Но на пути нужно было преодолеть какую-то реку. Времени на прокладывание моста из деревьев и льда не было. Сроки поджимали. Терехин, чтобы уменьшить нагрузку на лед, решил переправлять технику тремя параллельными колоннами. Но весенний лед не выдержал. Сразу две сцепки ушли на дно. Продвижение отряда застопорилось. Технику, в конце концов, пожертвовав жизнями пары десятков зэков, нырявших в ледяную воду, чтобы прицепить к утонувшим тракторам тросы, спасли. Отряд Терехин все-таки довел до места назначения. Но срок начала строительства был сорван. Спустя три месяца, уже после окончания строительства аэродрома, вернее, посадочной полосы, он был вызван в Бодайбо, арестован и обвинен в "злостном срыве задания Верховного Главнокомандующего". Потом, видимо, приняв во внимание его прежние заслуги, обвинение в злостном срыве задания", за что можно было схлопотать и десятку, заменили на "халатность" и дали ему всего лишь пять лет. Так начался второй этап его жизни.
Об этом периоде он рассказывал мало. Отсидел он, благодаря зачетам, три года вместо пяти. Да и эти три года ему, всю свою трудовую жизнь проведшему в лагерях, дались не так трудно. Труднее был морально. Его, верой и правдой служившего в системе НКВД человека, сочли чуть ли не вредителем и уравняли с теми, чьим начальником он только что был. От кого зависела их жизнь. То, что он теперь такой же зэк, как они, он так и не принял. И считал себя человеком и офицером, не заслуженно осужденным властью. Так считал не только он, но большинство его солагерников. Так было легче жить.
Однако Терехину переносить свое унижение помогало то, что многие офицеры лагпунктов, где ему довелось побывать, были его знакомыми, а некоторые даже начинали служить под его началом. Скоро он стал расконвоированным и освободился как раз после окончания войны. Бывшие сослуживцы помогли бывшему старшему лейтенанту устроиться вольнонаемным в зоне, располагавшейся в нашем городе.
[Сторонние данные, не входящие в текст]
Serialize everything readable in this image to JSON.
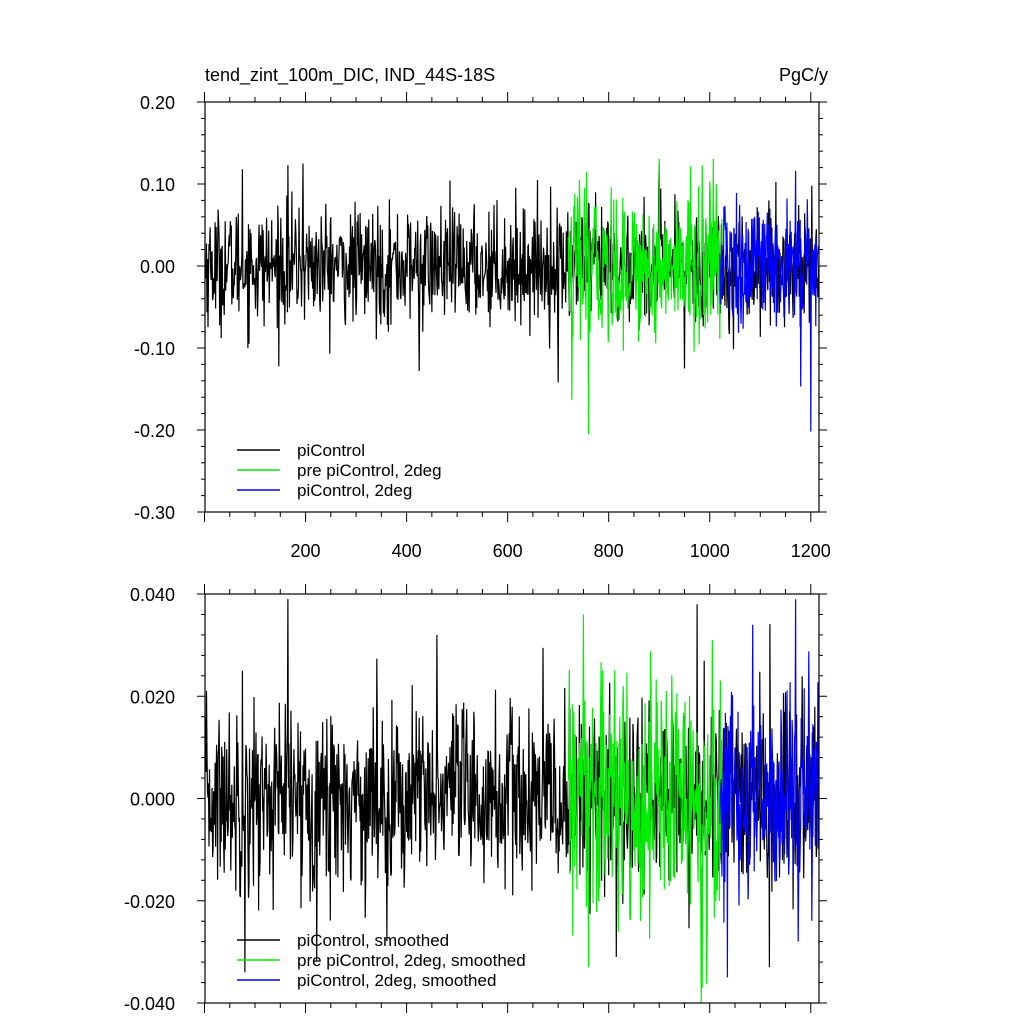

Там он женился и тогда же приобрел дом на нашей улице имени Буденного. В 47 году зону, в связи с окончанием строительства какого-то объекта, расформировали. Терехина уволили как вольнонаемного.
Так он выпал из системы ГУЛАГА. Последней ниточкой, связывавшей его с прежней жизнью, стал охранный пес Джульбарс, списанный со службы по причине старости. Терехину пес так понравился, что он привел его домой. Пес своим собачьим нюхом учуял в Терехине бывшего начальника. Тем более, что и во дворе обычного дома он получил условия для продолжения своей охранной службы. Тот же, как и на зоне, без единой щелочки забор. Та же цепь, скользящая по толстой проволоке. Только люди почему-то стали передвигаться не внутри двора, а за забором. Да было их почему-то не так много, как в его прежней жизни. И он стал охранять не людей, забор и хозяев. Знать бы ему, что задержание преступника обернется для него последним служебным подвигом... Но он был собакой. Хотя и любимой.
Терехин же продолжал спиваться. К Бородиным он заходил все реже и реже. Чаще его можно было увидеть на скамеечке возле ворот. Он почему-то стал разговорчивым. Правда, все разговоры вел с самим собой. О чем, понять было невозможно. Хотя часто в его скороговорке можно было услышать фамилию Берии. Кто-то его жалел. Кто-то нет. Несколько раз его увозили в больницу. Но по возвращении все начиналось снова. Поздней осенью 53 года Терехин повесился у себя в сарае.